Again, credit goes to Lucian Gallacane, who reached out to me with the majority of what’s in this post. Follow his YouTube channel to see what kind of research he does in the future. And if you have an idea for what I should cover on this website, reach out to me, either in the comments or on the contact page.
Miscellaneous Notes
The one theory that I’m just going to nix altogether is that the Tonberry’s name comes from some combination of the words tomb and bury. It’s brought up on this Japanese site, and for whatever reason my gut feeling is that this is not correct, associations with King Arthur’s final resting place notwithstanding.
For what it’s worth, the Cactuar can also be transformed into the imp/kappa equipment in Final Fantasy VI, and the only thing it has in common with the Tonberry or the kappa is the color green… unless you consider that the Cactuar, like the Tonberry, is a rare enemy in the game and therefore all three of them have a sort of crytpid-like quality. Hmm…

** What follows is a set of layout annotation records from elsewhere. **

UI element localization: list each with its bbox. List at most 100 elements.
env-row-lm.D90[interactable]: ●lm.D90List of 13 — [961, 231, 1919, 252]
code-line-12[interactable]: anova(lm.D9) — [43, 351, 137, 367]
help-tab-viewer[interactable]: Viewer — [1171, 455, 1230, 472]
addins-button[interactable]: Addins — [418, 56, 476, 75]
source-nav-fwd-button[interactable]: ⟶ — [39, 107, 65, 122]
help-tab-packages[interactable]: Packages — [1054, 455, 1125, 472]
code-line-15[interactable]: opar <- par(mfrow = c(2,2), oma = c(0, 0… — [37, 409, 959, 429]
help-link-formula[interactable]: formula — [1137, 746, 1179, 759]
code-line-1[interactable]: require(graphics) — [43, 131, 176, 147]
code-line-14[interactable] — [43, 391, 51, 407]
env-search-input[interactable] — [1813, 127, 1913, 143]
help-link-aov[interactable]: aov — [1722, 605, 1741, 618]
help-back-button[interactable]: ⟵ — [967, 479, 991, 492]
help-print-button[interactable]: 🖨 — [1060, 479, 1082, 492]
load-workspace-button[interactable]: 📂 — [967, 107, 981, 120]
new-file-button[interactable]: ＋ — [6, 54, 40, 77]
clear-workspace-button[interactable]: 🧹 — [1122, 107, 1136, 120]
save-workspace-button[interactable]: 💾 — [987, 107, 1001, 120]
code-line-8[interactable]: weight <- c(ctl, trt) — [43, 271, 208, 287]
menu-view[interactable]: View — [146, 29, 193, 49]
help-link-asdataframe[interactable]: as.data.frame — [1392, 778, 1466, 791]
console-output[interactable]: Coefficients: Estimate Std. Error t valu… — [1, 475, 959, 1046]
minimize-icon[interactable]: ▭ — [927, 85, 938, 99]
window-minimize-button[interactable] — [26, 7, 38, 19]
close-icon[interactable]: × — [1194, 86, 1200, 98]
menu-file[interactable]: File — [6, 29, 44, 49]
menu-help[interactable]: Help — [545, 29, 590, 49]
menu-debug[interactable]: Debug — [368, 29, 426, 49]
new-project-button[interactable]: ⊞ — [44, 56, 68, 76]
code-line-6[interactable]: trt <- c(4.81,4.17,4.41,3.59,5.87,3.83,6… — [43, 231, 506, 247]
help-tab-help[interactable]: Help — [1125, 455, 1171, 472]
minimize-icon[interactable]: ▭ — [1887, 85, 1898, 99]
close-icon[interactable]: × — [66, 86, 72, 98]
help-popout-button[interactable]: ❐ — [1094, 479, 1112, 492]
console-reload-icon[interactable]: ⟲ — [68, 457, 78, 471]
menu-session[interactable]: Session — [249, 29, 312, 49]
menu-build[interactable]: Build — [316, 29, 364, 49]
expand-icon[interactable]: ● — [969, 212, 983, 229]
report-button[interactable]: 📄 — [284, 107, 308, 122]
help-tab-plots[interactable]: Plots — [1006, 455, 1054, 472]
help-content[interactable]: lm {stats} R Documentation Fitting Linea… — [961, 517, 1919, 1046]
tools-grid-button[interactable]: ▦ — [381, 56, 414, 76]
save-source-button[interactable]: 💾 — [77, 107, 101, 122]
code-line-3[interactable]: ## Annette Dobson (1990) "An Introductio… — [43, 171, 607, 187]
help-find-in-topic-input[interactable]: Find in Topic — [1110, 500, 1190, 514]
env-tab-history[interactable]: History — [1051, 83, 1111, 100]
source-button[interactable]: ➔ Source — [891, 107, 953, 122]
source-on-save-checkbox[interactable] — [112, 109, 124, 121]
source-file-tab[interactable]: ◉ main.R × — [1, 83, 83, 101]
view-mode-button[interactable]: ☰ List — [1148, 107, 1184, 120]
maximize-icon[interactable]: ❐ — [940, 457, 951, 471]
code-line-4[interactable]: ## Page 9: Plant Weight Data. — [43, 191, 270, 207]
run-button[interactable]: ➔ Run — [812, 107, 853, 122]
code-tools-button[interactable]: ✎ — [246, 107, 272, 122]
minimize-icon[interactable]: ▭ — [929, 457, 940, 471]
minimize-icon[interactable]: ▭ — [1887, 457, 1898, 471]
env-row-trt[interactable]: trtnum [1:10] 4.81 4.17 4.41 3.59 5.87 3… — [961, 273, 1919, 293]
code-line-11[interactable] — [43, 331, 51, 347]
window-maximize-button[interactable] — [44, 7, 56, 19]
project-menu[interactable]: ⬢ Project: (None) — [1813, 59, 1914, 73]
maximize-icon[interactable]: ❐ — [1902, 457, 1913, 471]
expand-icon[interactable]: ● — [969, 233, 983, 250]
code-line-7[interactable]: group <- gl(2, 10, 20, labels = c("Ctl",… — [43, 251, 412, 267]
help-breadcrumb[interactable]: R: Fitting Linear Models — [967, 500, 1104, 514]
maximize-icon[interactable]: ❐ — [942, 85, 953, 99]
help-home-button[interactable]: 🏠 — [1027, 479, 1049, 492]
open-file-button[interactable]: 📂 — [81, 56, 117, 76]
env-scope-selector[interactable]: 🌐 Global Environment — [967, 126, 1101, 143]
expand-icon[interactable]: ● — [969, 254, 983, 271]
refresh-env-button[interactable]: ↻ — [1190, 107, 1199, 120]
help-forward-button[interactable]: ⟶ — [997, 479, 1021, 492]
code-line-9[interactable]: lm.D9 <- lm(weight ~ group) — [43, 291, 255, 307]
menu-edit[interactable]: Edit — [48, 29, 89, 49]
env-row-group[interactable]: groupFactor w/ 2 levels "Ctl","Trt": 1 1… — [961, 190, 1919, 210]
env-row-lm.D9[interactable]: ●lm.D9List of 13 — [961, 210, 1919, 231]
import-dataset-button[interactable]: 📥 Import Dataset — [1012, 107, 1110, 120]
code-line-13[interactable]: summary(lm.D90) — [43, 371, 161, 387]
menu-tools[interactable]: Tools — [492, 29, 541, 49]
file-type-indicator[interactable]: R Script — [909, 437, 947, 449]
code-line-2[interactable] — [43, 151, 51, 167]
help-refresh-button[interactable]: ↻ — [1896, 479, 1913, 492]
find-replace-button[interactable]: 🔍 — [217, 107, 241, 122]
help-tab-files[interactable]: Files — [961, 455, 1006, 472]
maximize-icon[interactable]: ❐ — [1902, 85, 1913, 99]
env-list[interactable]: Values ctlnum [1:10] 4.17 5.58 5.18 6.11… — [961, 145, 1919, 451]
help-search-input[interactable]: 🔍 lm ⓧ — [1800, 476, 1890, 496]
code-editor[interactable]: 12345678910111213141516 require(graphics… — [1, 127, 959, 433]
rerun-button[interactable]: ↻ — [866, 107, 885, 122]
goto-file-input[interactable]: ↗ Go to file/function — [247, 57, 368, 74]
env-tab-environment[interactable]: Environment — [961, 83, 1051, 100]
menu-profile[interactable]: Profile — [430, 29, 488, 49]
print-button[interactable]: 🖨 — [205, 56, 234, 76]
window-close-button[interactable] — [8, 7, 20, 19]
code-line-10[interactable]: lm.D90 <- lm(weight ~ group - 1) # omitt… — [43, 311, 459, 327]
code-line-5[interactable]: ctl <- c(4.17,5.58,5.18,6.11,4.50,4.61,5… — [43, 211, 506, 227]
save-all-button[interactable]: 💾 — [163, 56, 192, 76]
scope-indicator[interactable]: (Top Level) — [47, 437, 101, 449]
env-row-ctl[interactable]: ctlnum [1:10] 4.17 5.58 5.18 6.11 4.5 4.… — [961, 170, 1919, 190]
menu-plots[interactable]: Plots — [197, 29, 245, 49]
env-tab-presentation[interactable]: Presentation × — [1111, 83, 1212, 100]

In the Final Fantasy Anthology localization of FFV, released in 1999 for the PlayStation, the Tonberry is given the name Dingleberry. And I honestly don’t know exactly how to interpret that. That term has meant “a stupid person” for the last century or so, and while I’d assume that is the sense of the term being used in this game, there is a grosser definition that I am not discounting because this is, after all, the version of the game that named the hero Butz rather than Bartz, among many, many, many other bad localization choices. I’ve found that many people aren’t familiar with the older definition of the term and assume that all uses of the word refer to the newer definition — there’s a Seinfeld episode where someone refers to “Jerry Jerry Dingleberry,” for example — and that’s just not the case. Weirdly, a dingleberry can also be a type of cranberry, but I assume no one wants to eat it now.